You are currently viewing The Paris-based baCta has raised €3.3 million in pre-seed funding to change the game for natural rubber production

The Paris-based baCta has raised €3.3 million in pre-seed funding to change the game for natural rubber production

baCta is a startup that has developed biosynthetic carbon-negative natural rubber, from engineered microorganisms, and renewable feedstocks. Today, the startup announced raising €3.3 million in pre-seed funding, led by OVNI Capital, alongside Kima Ventures, Sharpstone Capital, another.vc and business angels such as Thibaud Elziere and Hexa team members.

To advise the company, the company turns to famous world scientists, such as Ariel Lindner of INSERM at Université Paris Cité, Pablo Nikel at DTU University, and Steffen Lindner-Mehlich, M.D.

Now, natural rubber is an essential raw material; the market is worth $40 billion. Of this amount, one half comes from the petrochemicals industry, and the other half comes from the Hevea rubber tree, threatened by climate change and which requires massive deforestation to grow.

Co-founded in January 2024 by Mathieu Nohet, a co-founder of Manty; Marie Rouquette, formerly Sr Project Manager at Eligo Bioscience; and Selcuk Aslan, Team Lead at Neoplants, baCta uses genetically modified microbes and renewable feedstocks are used to produce high-quality carbon-negative natural rubber.

This breakthrough technology is based on a platform for synthetic organelles developed in INSERM but also diversified sources of feedstock, in order to decrease the costs and obtain a negative carbon footprint. It further makes use of the latest advancements in lab automation, AI, and protein modeling to collect proprietary data at a pace unprecedented, process it and model organisms and bioreactors thus enabling industrial bio-production.

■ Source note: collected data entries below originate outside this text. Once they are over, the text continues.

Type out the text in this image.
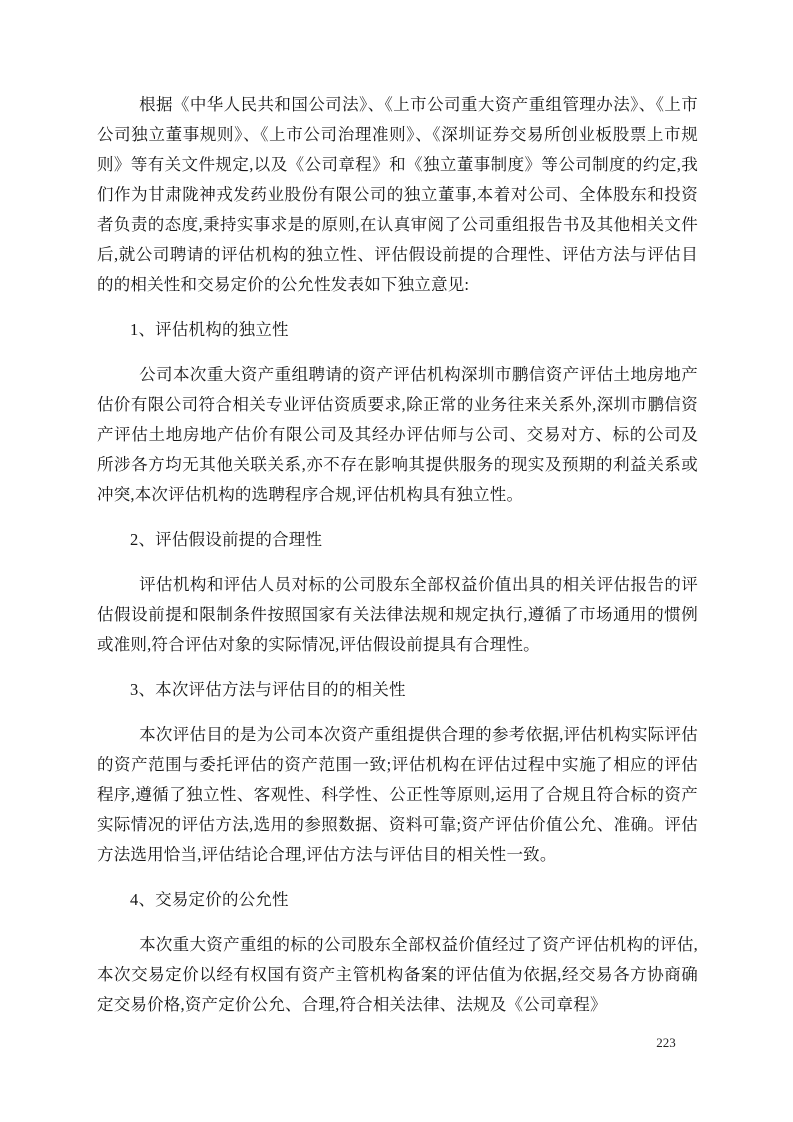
根据《中华人民共和国公司法》、《上市公司重大资产重组管理办法》、《上市公司独立董事规则》、《上市公司治理准则》、《深圳证券交易所创业板股票上市规则》等有关文件规定,以及《公司章程》和《独立董事制度》等公司制度的约定,我们作为甘肃陇神戎发药业股份有限公司的独立董事,本着对公司、全体股东和投资者负责的态度,秉持实事求是的原则,在认真审阅了公司重组报告书及其他相关文件后,就公司聘请的评估机构的独立性、评估假设前提的合理性、评估方法与评估目的的相关性和交易定价的公允性发表如下独立意见:

1、评估机构的独立性

公司本次重大资产重组聘请的资产评估机构深圳市鹏信资产评估土地房地产估价有限公司符合相关专业评估资质要求,除正常的业务往来关系外,深圳市鹏信资产评估土地房地产估价有限公司及其经办评估师与公司、交易对方、标的公司及所涉各方均无其他关联关系,亦不存在影响其提供服务的现实及预期的利益关系或冲突,本次评估机构的选聘程序合规,评估机构具有独立性。

2、评估假设前提的合理性

评估机构和评估人员对标的公司股东全部权益价值出具的相关评估报告的评估假设前提和限制条件按照国家有关法律法规和规定执行,遵循了市场通用的惯例或准则,符合评估对象的实际情况,评估假设前提具有合理性。

3、本次评估方法与评估目的的相关性

本次评估目的是为公司本次资产重组提供合理的参考依据,评估机构实际评估的资产范围与委托评估的资产范围一致;评估机构在评估过程中实施了相应的评估程序,遵循了独立性、客观性、科学性、公正性等原则,运用了合规且符合标的资产实际情况的评估方法,选用的参照数据、资料可靠;资产评估价值公允、准确。评估方法选用恰当,评估结论合理,评估方法与评估目的相关性一致。

4、交易定价的公允性

本次重大资产重组的标的公司股东全部权益价值经过了资产评估机构的评估,本次交易定价以经有权国有资产主管机构备案的评估值为依据,经交易各方协商确定交易价格,资产定价公允、合理,符合相关法律、法规及《公司章程》

223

“This investment takes a huge leap forward in our pursuit of decarbonizing the rubber industry,” said Mathieu Nohet, baCta’s founder and CEO. We are delighted to collaborate with investors who embody our dedication to sustainable abundance and our vision for microbes as programmable molecular factories.”

The company made it to proof of concept on bacteria and is now collaborating with leaders in the fashion and industry sectors to manufacture the first prototypes. The next milestone plans for the engineering of a microbial strain capable of yielding high-quality natural rubber at a pilot scale before building a pre-industrial demonstrator.

The money will go to research, building the team-the company has already hired some scientists from top-tier universities and biotech companies-and increasing production capabilities.

For now, the company focuses on natural rubber, but in the long run, it has a much bigger goal: building a platform to produce carbon-negative isoprenoids, which represent a good chunk of the petro-chemical industry.